Somehow, the concern over whether or not every little detail of active command-level involvement in the ceremony process was error-free and politically correct no longer mattered. The center stage of the ceremony had not been stolen by concern over proper execution, but rather by a proud father who said what most people cannot say—and what others obtain degrees in national security to express. In that one simple statement, he clarified any remaining confusion in the various interpretations of existing ceremonial guidance. Yes, the crops can wait for this.
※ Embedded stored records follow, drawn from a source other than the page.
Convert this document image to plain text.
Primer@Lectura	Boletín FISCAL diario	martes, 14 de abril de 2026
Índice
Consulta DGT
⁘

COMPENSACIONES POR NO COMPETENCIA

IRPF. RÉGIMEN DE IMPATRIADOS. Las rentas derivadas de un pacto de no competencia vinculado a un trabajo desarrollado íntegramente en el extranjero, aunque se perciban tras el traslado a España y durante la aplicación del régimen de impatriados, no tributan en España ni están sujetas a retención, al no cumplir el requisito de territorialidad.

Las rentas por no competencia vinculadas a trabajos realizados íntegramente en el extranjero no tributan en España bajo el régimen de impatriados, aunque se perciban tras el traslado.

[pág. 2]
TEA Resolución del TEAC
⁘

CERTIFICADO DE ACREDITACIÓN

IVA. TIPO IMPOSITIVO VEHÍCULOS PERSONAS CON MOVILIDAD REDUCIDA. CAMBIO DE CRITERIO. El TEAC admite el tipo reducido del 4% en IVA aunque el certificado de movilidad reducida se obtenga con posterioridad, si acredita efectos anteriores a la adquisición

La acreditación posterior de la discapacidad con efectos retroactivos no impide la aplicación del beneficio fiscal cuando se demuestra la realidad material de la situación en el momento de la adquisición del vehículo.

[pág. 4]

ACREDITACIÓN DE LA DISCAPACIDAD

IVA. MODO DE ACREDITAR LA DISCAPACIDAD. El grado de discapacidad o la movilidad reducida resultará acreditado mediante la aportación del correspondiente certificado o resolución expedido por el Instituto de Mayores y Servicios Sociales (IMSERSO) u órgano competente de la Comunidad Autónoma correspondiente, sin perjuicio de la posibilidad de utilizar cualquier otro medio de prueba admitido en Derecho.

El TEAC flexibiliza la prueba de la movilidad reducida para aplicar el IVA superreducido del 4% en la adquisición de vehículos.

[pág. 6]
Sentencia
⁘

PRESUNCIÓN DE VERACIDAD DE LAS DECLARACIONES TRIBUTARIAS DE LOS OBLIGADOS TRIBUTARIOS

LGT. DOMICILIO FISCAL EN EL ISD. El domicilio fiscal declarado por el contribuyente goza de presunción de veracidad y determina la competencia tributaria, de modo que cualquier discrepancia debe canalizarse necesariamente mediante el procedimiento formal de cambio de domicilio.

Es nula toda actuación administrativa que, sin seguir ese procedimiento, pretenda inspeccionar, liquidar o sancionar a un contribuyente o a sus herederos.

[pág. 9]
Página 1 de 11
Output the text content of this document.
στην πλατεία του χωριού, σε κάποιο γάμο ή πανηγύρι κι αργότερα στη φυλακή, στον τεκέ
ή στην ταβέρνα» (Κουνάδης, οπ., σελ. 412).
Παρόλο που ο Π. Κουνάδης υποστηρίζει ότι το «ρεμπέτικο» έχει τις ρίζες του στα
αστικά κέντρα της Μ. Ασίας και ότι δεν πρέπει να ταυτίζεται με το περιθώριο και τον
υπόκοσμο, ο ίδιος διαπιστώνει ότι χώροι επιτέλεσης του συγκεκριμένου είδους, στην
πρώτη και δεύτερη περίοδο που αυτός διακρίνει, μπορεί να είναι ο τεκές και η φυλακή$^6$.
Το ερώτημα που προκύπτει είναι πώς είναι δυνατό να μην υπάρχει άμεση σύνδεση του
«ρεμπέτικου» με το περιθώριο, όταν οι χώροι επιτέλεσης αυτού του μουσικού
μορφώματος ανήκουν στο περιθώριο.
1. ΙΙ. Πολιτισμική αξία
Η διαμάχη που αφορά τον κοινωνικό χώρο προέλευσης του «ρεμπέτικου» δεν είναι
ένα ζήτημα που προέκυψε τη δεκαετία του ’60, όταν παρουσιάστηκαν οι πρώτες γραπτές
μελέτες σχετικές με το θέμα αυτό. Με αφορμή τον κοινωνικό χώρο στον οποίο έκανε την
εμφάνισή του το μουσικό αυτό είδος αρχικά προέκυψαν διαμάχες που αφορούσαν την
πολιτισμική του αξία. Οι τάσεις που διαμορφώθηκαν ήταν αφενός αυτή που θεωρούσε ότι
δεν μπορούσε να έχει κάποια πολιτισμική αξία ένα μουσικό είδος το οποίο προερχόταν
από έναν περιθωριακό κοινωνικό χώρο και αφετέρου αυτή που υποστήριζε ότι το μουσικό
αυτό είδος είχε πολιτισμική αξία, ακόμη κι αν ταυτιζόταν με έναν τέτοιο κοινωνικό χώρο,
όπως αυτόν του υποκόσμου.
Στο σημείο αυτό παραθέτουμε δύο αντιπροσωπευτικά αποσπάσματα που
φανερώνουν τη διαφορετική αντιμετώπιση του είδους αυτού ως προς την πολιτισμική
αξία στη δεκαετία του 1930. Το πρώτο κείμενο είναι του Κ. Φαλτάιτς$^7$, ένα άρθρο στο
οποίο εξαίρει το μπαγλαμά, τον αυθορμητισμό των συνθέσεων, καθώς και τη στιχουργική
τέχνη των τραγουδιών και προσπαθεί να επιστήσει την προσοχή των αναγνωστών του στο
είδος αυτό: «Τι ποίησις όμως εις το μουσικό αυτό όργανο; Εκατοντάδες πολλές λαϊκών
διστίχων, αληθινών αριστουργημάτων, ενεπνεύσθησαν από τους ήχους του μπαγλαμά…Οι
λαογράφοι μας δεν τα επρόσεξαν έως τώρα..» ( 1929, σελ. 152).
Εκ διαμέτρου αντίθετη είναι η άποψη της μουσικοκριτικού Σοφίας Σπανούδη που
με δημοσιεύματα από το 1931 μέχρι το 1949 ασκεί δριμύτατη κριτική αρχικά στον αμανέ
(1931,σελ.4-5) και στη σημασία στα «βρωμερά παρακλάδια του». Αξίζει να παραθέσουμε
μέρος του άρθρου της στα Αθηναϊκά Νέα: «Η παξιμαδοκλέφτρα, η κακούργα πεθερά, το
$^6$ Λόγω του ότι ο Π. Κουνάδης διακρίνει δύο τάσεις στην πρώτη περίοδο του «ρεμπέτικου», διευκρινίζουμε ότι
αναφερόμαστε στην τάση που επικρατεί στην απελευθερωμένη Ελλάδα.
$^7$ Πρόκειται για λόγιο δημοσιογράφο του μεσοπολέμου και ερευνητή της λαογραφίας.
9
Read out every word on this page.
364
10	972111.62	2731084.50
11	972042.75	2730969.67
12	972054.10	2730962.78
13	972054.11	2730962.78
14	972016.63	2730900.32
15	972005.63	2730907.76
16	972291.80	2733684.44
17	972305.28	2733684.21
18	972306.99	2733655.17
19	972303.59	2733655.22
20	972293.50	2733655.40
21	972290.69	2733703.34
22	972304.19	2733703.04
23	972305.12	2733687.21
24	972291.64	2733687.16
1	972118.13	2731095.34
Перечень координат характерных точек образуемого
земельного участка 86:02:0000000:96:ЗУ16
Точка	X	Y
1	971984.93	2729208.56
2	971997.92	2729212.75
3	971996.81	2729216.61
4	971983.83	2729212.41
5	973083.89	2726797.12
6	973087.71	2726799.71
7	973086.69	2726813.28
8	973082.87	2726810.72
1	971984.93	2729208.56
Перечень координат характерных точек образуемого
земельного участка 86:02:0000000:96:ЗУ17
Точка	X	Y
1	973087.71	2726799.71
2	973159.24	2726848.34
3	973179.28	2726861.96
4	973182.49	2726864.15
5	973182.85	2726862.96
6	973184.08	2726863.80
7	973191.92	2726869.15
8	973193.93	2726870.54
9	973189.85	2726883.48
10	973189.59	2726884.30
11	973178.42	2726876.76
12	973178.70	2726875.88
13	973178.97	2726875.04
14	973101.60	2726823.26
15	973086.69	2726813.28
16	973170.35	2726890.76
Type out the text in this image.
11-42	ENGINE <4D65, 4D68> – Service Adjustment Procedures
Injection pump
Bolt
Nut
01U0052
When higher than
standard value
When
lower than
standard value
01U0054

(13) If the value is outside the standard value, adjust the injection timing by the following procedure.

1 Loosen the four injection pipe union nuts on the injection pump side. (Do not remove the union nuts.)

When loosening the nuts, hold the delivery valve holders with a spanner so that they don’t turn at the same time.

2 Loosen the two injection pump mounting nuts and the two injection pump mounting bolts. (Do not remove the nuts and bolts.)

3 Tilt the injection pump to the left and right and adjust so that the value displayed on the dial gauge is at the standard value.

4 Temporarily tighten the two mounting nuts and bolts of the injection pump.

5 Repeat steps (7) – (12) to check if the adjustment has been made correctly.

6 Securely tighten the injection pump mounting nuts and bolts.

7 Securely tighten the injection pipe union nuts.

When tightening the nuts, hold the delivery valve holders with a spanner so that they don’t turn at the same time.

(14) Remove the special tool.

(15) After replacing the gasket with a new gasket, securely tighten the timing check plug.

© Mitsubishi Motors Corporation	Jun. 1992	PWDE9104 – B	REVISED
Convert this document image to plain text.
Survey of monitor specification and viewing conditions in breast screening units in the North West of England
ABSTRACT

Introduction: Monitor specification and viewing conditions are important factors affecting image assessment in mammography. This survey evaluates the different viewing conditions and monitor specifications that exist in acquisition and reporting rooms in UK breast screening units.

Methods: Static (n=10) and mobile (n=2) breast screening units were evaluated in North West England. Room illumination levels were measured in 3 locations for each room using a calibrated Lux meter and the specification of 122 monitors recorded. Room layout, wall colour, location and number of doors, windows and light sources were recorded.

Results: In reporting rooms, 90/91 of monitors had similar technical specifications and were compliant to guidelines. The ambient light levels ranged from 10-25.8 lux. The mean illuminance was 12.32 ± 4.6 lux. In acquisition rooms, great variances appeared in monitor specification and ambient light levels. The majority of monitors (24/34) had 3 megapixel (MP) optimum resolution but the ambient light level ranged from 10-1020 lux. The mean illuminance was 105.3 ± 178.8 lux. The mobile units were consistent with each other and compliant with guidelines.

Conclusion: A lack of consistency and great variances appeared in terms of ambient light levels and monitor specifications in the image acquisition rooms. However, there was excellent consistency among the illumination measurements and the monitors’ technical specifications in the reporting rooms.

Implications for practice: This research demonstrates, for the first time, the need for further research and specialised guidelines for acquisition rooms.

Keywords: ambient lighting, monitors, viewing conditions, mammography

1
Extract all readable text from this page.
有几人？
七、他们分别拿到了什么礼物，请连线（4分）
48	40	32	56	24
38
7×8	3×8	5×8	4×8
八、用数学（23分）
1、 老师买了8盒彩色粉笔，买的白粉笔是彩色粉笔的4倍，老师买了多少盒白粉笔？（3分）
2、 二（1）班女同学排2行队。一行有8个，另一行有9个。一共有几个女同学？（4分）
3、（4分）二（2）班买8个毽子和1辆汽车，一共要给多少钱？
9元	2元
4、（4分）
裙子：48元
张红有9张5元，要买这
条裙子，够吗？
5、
The Navy exists for the nation—and as long as disciplined, hardworking families are willing to send their sons and daughters off to serve, and as long as the Navy provides opportunities for recognition of their achievements—then the value, the vibrancy, and the vitality of our Navy and the nation remain secure. Even while our Navy is continuously on watch in faraway oceans, upholding our freedom, there are many who hasten to judge harshly the Navy during its adaptation to changes in tradition. There are others who are quick with hidden video and poison pen. They all should have the same patience with and pride in Navy—as the weather-worn endurance of a farmer standing in his field.
Commander Rosenlof was the commanding officer of the Leftwich (DD-984), and is assigned to the staff of Commander, Carrier Group Six.